It does not bother me that I cannot do this with him, however, I don’t want him to do this for the rest of his life.
We have been talking about marriage and starting a family. He says he will quit when we are ready to have children.
I have recently been thinking about our relationship and realized that I have never known him when he was sober. I asked him to get sober for a short period of time so we can spend time together without being under the influence before we take the next steps in our life.
When I talked to him about this, he became mad and agitated, but I think he is going to agree. Now I am secretly hoping that if he quits he won’t start smoking again (although I highly doubt it). Is it wrong of me to ask him to do this? -- High on Life
DEAR HIGH: When you quit smoking, did you quit for your boyfriend?
I assume that you quit for yourself. And it is obvious that you like the changes sobriety has brought to your life.
Now you are hoping that your guy will quit his daily habit for a short time, and, assuming he is able to do that (there’s no guarantee), you are already worried about his choices beyond the sobriety he hasn’t even achieved!

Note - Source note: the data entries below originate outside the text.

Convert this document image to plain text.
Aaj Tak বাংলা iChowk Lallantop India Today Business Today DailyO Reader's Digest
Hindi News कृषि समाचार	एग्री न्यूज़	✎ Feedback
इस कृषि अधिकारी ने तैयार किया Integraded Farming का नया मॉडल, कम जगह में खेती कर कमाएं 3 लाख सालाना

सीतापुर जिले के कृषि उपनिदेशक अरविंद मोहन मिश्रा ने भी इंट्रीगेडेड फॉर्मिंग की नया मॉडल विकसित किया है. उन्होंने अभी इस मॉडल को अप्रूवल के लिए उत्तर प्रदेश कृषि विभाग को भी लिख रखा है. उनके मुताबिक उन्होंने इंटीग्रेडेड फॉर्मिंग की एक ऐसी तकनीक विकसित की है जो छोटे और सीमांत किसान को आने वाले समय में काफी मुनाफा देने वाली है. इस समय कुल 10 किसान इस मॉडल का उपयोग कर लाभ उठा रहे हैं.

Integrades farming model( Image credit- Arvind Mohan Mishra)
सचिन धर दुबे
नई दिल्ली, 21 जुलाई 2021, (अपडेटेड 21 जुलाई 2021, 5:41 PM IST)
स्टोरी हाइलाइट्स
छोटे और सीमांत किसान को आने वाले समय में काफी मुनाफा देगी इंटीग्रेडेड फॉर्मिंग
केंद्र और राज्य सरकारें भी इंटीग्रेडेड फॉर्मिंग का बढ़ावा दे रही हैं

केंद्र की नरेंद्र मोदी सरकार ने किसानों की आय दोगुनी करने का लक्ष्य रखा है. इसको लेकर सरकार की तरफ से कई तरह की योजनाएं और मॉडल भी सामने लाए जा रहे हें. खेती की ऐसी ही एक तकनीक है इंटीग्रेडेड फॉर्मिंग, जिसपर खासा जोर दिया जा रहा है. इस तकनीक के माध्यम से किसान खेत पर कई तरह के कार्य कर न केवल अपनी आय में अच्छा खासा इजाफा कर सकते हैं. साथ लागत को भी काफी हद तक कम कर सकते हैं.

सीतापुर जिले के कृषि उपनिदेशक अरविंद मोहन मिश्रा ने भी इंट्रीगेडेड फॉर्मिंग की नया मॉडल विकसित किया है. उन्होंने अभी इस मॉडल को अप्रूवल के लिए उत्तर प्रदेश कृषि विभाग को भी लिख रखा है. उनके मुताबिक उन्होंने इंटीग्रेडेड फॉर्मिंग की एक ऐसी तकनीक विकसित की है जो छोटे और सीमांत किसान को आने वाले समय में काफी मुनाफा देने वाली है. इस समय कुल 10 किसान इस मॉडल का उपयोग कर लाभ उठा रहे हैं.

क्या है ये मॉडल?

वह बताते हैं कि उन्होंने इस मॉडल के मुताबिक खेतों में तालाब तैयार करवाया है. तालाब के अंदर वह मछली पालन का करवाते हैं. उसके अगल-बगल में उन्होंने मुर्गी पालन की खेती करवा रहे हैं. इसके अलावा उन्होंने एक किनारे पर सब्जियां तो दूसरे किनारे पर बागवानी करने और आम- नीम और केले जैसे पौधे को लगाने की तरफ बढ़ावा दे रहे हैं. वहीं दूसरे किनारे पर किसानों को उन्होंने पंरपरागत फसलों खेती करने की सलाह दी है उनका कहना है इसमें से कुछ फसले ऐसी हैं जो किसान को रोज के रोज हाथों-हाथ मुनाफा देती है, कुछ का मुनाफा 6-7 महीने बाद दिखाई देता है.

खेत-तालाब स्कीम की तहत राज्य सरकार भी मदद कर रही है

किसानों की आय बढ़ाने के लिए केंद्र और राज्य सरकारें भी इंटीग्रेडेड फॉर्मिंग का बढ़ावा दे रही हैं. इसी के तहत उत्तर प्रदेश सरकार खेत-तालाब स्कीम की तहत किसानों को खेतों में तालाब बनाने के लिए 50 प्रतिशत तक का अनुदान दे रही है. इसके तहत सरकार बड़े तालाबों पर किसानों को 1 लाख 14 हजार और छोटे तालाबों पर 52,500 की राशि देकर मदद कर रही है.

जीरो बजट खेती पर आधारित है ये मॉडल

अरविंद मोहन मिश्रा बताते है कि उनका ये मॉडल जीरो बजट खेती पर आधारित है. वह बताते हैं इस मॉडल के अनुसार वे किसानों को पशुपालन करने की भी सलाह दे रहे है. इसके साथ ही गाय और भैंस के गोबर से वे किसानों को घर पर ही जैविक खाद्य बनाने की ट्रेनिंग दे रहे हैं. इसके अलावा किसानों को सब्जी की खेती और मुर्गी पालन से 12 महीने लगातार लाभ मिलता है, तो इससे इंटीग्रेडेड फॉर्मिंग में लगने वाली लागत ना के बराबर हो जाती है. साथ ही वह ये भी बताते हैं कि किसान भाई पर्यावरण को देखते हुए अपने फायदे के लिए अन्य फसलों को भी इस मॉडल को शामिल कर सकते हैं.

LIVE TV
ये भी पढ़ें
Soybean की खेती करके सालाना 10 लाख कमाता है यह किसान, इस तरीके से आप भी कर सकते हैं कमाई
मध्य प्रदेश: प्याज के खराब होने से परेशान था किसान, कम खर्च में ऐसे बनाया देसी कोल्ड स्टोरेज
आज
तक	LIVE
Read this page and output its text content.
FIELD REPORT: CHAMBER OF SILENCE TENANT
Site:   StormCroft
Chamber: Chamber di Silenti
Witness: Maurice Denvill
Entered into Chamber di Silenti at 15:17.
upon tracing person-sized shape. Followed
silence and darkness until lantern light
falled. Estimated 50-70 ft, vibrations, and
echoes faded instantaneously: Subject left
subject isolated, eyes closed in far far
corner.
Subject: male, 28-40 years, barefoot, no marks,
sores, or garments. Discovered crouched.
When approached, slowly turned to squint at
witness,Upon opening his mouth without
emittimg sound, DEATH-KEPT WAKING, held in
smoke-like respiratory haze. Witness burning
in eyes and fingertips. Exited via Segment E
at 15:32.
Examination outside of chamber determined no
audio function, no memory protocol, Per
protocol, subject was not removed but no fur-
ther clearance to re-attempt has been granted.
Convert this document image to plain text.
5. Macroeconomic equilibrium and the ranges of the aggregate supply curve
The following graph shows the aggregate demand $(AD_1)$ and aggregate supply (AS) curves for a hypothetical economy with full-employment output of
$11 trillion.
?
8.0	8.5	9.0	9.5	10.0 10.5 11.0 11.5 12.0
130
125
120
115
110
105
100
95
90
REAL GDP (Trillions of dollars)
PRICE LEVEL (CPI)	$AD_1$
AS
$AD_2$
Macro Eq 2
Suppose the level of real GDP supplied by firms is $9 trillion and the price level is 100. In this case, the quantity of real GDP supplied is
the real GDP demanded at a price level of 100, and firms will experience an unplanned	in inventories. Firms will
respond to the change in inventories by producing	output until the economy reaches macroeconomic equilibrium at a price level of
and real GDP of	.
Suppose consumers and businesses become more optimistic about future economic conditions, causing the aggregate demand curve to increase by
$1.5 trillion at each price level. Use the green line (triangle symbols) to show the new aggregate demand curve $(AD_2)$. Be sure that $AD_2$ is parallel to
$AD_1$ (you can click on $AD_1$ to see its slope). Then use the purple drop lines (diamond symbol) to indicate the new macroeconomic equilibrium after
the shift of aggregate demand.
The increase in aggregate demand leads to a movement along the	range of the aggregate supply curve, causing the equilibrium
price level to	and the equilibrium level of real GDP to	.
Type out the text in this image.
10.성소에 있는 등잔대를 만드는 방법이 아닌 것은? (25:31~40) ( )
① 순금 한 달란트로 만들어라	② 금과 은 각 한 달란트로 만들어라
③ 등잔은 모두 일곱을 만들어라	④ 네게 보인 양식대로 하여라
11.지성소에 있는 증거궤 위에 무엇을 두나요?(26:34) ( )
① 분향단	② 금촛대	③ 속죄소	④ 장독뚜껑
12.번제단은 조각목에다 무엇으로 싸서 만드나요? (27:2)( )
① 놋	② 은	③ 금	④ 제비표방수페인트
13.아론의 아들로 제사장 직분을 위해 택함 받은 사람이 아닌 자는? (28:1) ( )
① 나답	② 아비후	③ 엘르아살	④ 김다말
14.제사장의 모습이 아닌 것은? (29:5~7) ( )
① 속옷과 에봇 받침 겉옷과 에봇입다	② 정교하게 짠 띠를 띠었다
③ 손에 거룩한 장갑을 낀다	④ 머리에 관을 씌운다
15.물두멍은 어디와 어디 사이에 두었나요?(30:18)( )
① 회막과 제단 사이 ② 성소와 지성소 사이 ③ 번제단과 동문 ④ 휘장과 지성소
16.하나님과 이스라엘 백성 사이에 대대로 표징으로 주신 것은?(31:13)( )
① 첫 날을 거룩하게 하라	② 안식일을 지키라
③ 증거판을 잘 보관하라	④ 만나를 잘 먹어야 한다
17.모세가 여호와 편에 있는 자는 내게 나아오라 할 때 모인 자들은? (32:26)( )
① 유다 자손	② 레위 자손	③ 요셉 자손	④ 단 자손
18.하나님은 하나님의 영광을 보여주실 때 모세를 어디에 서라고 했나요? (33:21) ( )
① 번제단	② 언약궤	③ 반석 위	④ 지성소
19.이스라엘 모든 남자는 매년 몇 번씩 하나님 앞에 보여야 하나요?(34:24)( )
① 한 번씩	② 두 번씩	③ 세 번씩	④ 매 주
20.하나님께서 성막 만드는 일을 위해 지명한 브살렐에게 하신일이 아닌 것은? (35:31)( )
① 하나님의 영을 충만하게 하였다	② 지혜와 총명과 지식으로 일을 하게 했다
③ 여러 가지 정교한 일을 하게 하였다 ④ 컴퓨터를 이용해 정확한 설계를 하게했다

You have made his marijuana use your problem, where you do all the strategizing and big-picture thinking and he does all the smoking.
The real questions for you to ponder are: What will you do if your boyfriend doesn’t make any changes in his life? Can you be with him, as is, pot and all? And do you want him, as is, to be your spouse and the father of your kids?
DEAR AMY: Recently, our 12-year-old daughter was out skateboarding with friends when one of them asked if my daughter would hold her iPhone while she practiced a trick.
My daughter agreed and tried to put the girl’s phone in her pocket when it dropped and the screen cracked. Now the girl’s mother thinks our daughter should pay $100 toward the screen’s replacement.
According to the mother, it’s the responsible thing for our daughter to do. We refused. While our daughter apologized, we didn’t feel that making her pay is appropriate.
It was an accident, not a malicious incident. Now our daughter is no longer welcome at her friend’s house (fine by us) and the mom went so far as to send us an e-mail telling us what irresponsible parents we are and how sorry they feel for our daughter. What gives? -- Speechless
DEAR SPEECHLESS: First of all — a 12-year-old with an iPhone? The only thing about this story that is age-appropriate is the skateboarding part.
The other parents should chalk this up to both their daughter and your daughter simply being too young to handle and be responsible for this expensive and delicate technology.
Their response to you is rude and over the top. I assume this friendship is over.
DEAR AMY: “No Vacation” sure was putting a lot of pressure on her 17-year-old son to join them for “one last family vacation.”
Your suggestions about cheerful planning of other family activities are spot on, but leave out the “we are boxed into your brattiness” lecture. This should go to the mother, not the son. She is the one that is creating this all-or-nothing scenario while placing the blame on her son. -- Mom of Four
DEAR MOM: I see your point, but I also wanted this teen to see that his attitude had consequences for the whole family.